6.4. We produced smooth estimates for each pollutant across all 7,500 NYC lattice cells.
Due to the small buffers found significant in several of our LUR models (e.g., kernel-weighted traffic within 100m) and resultant spottiness in prediction surfaces, we opted to generate final predictions at 100 meter lattice cells, and to smooth these estimates across space.
The output of the Kriging with External Drift (KED) model was joined to a shapefile with a point in space for each of the 100 meter lattice centroids. This point file was used as the input for a smoothing process called Inverse Distance Weighting (IDW). This process obtained the surfaces presented in the report’s pollutant maps.
IDW creates a surface (an image of values symbolized by color) out of square cells. The value of each cell is determined from a set of sample points, weighted by a function of inverse distance from each point to the cell. The inverse function gives progressively less influence to points further away from the cell. The distances can be raised to a higher power, in order to give more influence to the nearest points, or to a lower power, in order to give more influence to points that are farther away.
IDW was implemented using the Spatial Analyst extension in the ArcGIS Desktop 9.2 software.
-A surface cell size of 25 feet was chosen to provide a fine resolution for the maps in the report.
-A power of 1 was chosen, so that the inverse distance function alone determined the influence of nearby points.
-The nearest 100 points (lattice centroids) were allowed to have influence on each cell value (there were 82,748 points used for New York City).
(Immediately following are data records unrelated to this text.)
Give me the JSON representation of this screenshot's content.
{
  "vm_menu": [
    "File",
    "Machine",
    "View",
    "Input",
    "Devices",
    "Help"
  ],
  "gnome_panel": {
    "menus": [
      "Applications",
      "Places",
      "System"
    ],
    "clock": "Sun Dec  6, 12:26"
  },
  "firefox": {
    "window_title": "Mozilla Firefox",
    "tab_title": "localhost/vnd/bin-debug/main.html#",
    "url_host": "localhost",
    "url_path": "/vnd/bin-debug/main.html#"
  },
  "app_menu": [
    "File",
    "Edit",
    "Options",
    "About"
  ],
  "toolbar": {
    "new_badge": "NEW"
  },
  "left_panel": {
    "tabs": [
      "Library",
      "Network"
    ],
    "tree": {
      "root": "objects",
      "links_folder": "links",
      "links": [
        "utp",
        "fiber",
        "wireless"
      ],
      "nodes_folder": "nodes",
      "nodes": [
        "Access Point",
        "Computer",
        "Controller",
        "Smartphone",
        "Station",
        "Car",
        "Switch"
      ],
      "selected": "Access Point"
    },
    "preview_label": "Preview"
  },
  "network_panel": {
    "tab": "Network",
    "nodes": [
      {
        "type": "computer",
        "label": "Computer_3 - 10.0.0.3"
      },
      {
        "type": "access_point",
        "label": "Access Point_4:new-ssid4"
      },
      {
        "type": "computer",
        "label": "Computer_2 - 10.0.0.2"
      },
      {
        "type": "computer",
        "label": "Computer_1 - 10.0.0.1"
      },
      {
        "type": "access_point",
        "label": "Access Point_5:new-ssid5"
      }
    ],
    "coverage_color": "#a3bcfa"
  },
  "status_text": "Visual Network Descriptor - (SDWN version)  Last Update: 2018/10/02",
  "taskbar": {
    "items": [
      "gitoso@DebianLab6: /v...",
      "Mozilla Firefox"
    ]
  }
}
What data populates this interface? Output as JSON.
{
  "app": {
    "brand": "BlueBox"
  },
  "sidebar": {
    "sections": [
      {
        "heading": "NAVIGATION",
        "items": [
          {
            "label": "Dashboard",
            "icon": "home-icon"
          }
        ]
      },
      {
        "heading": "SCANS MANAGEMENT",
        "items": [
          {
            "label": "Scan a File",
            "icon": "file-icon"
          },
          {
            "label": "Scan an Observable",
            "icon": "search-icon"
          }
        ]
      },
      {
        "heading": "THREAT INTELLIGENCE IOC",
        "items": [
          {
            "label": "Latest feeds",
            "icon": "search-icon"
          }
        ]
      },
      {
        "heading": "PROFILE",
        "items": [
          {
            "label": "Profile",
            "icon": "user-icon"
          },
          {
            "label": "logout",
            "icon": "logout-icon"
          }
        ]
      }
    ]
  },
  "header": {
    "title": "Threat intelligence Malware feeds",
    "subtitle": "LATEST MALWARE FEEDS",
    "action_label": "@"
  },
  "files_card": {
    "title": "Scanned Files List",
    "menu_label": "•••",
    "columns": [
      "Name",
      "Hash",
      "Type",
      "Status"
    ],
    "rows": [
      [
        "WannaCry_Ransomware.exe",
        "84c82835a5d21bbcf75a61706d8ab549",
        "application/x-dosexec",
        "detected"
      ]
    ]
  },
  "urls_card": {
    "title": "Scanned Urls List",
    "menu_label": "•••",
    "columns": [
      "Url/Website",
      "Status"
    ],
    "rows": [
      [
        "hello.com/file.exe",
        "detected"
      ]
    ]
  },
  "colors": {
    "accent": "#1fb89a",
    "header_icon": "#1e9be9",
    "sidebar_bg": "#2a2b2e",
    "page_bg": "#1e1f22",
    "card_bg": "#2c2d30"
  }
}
After the value surface was created for each pollutant, it was symbolized by stretching the cell values along a color ramp from yellow to a very dark red.
6.5. Finally, we produced summary measures of the distributions of estimated pollutant concentrations within each populated NYC Community District. These were generated by joining a shapefile of Community District boundaries to a surface of smoothed estimates generated as in step 6.4, but with a 100 foot surface cell size. This assigned each lattice cell estimate to a Community District. The resulting data table was summarized at the Community District Level to compute the mean, minimum, maximum, 10th and 90th percentiles.